Local residents lined both sides of Main Street on Monday morning — from the historic courthouse down to the Hendry Street intersection — to watch this year’s parade honoring the birthday, life and legacy of Dr. Martin Luther King Jr.
Though he was born Jan. 15, 1929, King’s birthday now is celebrated on the third Monday in January as MLK Jr. Day, when Americans recall his life as the leader of the civil-rights movement that started in the 1950s. It first was observed as a federal holiday three years after it was signed into law by President Ronald Reagan in 1983. This year marks the 15th year MLK Jr. Day has been observed in all 50 states.
“Today is important because it makes me think about how far we’ve come,” said local resident Paulette Johnson as she waited near the Liberty County Justice Center with Iris Lopez for the parade to begin. “We still have a struggle now, but we will get through it. We are getting through it.”

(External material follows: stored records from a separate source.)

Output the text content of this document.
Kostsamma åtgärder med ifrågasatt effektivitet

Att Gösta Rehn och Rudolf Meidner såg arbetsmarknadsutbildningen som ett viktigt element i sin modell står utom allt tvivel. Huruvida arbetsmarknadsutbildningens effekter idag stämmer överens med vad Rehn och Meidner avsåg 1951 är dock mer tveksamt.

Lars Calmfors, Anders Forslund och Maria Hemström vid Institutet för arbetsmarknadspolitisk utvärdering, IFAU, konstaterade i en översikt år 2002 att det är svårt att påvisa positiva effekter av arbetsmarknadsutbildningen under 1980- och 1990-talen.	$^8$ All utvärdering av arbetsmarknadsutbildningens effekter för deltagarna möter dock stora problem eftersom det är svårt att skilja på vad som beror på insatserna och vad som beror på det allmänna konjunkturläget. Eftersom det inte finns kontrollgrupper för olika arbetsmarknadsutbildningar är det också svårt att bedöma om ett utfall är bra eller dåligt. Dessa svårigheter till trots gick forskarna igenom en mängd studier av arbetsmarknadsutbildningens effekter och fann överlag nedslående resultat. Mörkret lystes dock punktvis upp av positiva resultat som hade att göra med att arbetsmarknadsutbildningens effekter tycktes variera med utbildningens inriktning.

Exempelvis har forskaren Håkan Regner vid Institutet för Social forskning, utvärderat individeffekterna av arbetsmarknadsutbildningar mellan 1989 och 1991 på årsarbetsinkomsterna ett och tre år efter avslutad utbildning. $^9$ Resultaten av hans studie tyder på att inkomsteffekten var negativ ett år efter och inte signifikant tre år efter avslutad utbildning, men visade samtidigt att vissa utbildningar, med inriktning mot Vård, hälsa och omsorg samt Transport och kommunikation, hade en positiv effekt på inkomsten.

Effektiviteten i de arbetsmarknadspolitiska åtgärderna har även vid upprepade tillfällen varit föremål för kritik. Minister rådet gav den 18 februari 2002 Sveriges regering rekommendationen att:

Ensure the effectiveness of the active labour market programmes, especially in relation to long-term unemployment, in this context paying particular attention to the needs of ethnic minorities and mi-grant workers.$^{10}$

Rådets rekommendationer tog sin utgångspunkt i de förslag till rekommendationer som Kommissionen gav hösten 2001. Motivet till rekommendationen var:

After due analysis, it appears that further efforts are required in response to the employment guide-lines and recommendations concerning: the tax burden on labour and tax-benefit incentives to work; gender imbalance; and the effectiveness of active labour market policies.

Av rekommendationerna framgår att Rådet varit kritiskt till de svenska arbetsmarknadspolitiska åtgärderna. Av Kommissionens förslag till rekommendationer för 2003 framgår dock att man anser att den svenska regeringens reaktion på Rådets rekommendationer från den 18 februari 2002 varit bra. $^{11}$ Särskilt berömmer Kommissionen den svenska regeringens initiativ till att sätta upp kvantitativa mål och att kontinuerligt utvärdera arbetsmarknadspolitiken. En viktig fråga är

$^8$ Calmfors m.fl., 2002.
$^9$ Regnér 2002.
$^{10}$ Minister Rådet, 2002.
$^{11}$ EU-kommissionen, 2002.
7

Johnson said she knew about the civil-rights movement in other parts of the country but said she grew up in Miami, Florida, where she was unaffected by the movement. Lopez, who was born in the 1980s, said she hasn’t experienced the segregation and discrimination that was common 50 years ago.
Jeren Sharpe sat on the curb near the RTS Homes’ office with her three boys, who excitedly pointed out the first elements of the parade rounding the corner and marching onto Main Street.
“This is Titus Sharpe,” Sharpe said, pointed to her toddler, who was working on a lollipop as he sat patiently in his stroller. “He’s 1. This is Isaiah. He’s 3. And this is Zion. He’s 6. This is our first year coming out for the (MLK parade). We just moved to this area.”
A Hinesville Police Department cruiser led this year’s procession, followed by an HPD color guard. Behind them was another color guard led by Col. Thomas Gukeisen, commander of the 3rdInfantry Division’s 4thInfantry Brigade Combat Team. A platoon-size element of 4thIBCT soldiers marched in step behind the color guard, singing cadence songs.
The next series of parade participants were in new sedans that stopped at the bleachers outside the courthouse to allow their VIP occupants to step out. Among them were Hinesville Mayor Jim Thomas, Mayor Pro Tem Charles Frasier, Hinesville city council members and Liberty County Board of Commissioners Chairman Donald Lovette.
Also taking part in the parade were Walthourville Mayor Daisy Pray and Riceboro Mayor William Austin. Scores of churches and church-affiliated ministries were represented, as well as local businesses and civic organizations like Girl Scouts and Cub Scouts, the Eleven Black Men of Liberty County and the Liberty County branch of the National Association for the Advancement of Colored People.
Both Bradwell Institute and Liberty County High School had students in the parade with their marching bands and step teams as well as the Junior Reserve Officer Training Corps. At least two unnamed motorcycle clubs rode their bikes slowly along the route, and dozens of new cars, trucks and SUVs eased up the street behind hundreds of marchers and a few floats.
More than 1½ hours after it started, the parade came to a loud conclusion with the simultaneous blaring of sirens and horns from at least three fire trucks and even more motorcycles.
“I came to downtown Hinesville for the Martin Luther King celebration,” area resident Gabelyn Stevens said. “(We’re) celebrating his legacy for freedom. It’s really a big event. I always enjoy it.”
The winning float in this year’s parade belonged to Bethel AME Church. Mount Zion Missionary Baptist Church’s float took second. The Cosmopolitan Club took third.
Following the parade, a commemorative service was held at Bradwell Institute’s gymnasium. The Rev. Paul Shepherd of Thankful Missionary Baptist Church in Savannah was guest speaker.